Is there any way to inject "Resources" memory values for a pipeline in Data Fusion?

107 views Asked by At

I'm trying to automate some pipeline executions in Google Cloud Data Fusion (we are using 6.1.4 and 6.4.0 at this moment). At this moment we are injecting some "runtime args" into DF through a PUT API call. My question is about inyecting parameters to modify Configure section. For example, we are currently using "system.profile.name" parameter to tell this pipeline to use a specific profile, see: Screenshot of Runtime Arguments.

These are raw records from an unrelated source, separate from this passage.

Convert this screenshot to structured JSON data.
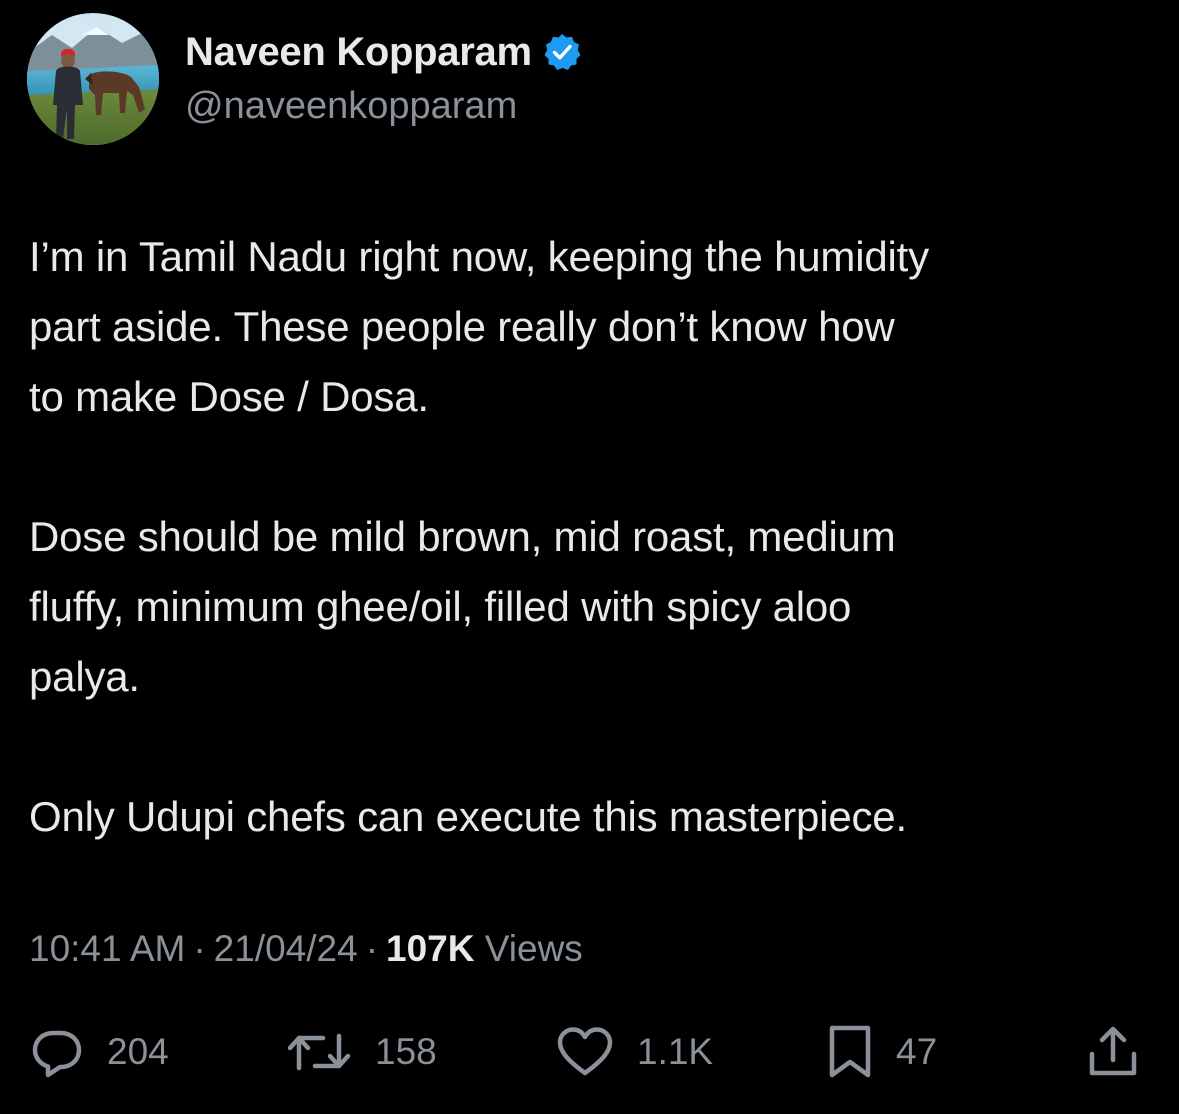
{
  "author": {
    "display_name": "Naveen Kopparam",
    "handle": "@naveenkopparam",
    "verified": true,
    "avatar": "avatar-photo-man-with-horse",
    "verified_icon": "verified-badge-icon"
  },
  "tweet": {
    "paragraphs": [
      "I’m in Tamil Nadu right now, keeping the humidity\npart aside. These people really don’t know how\nto make Dose / Dosa.",
      "Dose should be mild brown, mid roast, medium\nfluffy, minimum ghee/oil, filled with spicy aloo\npalya.",
      "Only Udupi chefs can execute this masterpiece."
    ]
  },
  "meta": {
    "time": "10:41 AM",
    "separator": "·",
    "date": "21/04/24",
    "views_count": "107K",
    "views_label": "Views"
  },
  "actions": {
    "replies": "204",
    "retweets": "158",
    "likes": "1.1K",
    "bookmarks": "47",
    "icons": [
      "reply-icon",
      "retweet-icon",
      "like-icon",
      "bookmark-icon",
      "share-icon"
    ]
  },
  "colors": {
    "background": "#000000",
    "text_primary": "#e7e9ea",
    "text_secondary": "#8b9198",
    "verified_blue": "#1d9bf0"
  }
}
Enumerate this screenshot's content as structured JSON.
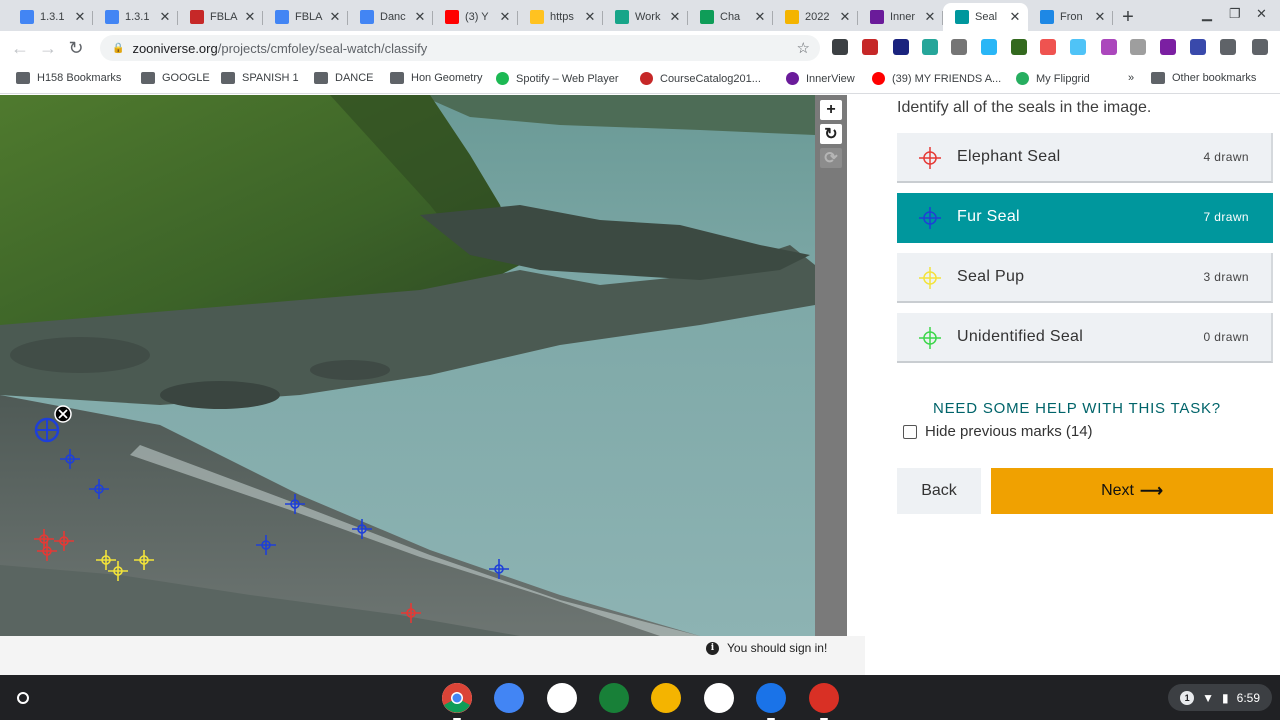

I'm wondering if there is any similar configuration option to define "Configure/Resources/Executor Memory" label: Screenshot of "Configure/Resources" label. I know that this can be configured by hand by modifying the UI or by setting a different value in the pipeline template (json) before importing the pipeline. But I would like to know if there is any way to automate this once the pipeline is deployed (I do not want to re-deploy the pipeline each time I want to modify this).

Thanks in advance!

1

There are 1 answers

2
Venudhar Ravishankar On

I don't believe the same can be set as preferences, but you can use CDAP's PUT API to set this at pipeline upload time, or to update a pipeline:

PUT /v3/namespaces/<namespace-id>/apps/<pipeline-name>

{
    "name": "<pipeline-name>",
    "description": "Data Pipeline Application",
    "artifact": {
        "name": "cdap-data-pipeline",
        "version": "[6.1.1,7.0.0)",
        "scope": "SYSTEM"
    },
    "config": {
        "resources": {
            "memoryMB": 9999,
            "virtualCores": 9
        },
        "driverResources": {
            "memoryMB": 9999,
            "virtualCores": 9
        },
    ...
    }
...
}

The uploaded JSON should be your entire pipeline, but with the driver and executor resources set according to your preferences. This should be much easier to implement automation than using the UI each time Please let me know if you have more questions.